Kuipers says the 77 percent accuracy in detecting cancer-containing samples is “a good result.” In comparison, the fecal-immunological screening method that he has been researching is around 60 percent accurate. He notes, however, that the specificity of the blood test–its ability to correctly identify healthy patients–will need to improve. “In practice, everyone over 55 would be screened, perhaps every two years,” he says. “That’s millions of people. So, if you had more than 5 percent false-positive rates, the number of follow-up colonoscopies you’d need to do would become too great.”
Kuipers says that the specificity of the test needs to be at least 95 percent for it to be used in colorectal screening and that a large-scale evaluation will be vital.
With this in mind, Louwagie and colleagues are enrolling people in a prospective colorectal screening study at several German colonoscopy centers. “We plan to complete enrollment of 7,000 people by the end of 2009,” he says.
The trials should also shed more light on how effective the test is at detecting the very earliest stages of colorectal cancer. Such a gene test will not be able to spot precancerous polyps.

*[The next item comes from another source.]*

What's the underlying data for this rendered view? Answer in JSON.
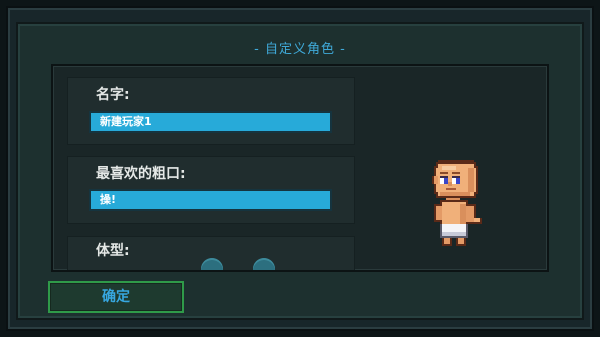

But it could be particularly effective if it can detect stage-one and stage-two colorectal cancers, which are almost always curable with surgery.
A new paper by Kuipers, due to appear in Journal of the National Cancer Institute, will provide new evidence that colorectal screening can ultimately save health services money, he says. But he believes that the most important measure will be a reduction in the number of colon cancer deaths. Kuipers notes that older, repeat-stool type testing, which was considered ineffective and not very sensitive, has been shown to have cut colorectal cancer deaths by 15 percent. He says that a reasonably sensitive and simple test with higher compliance levels could prevent many more colon cancer deaths.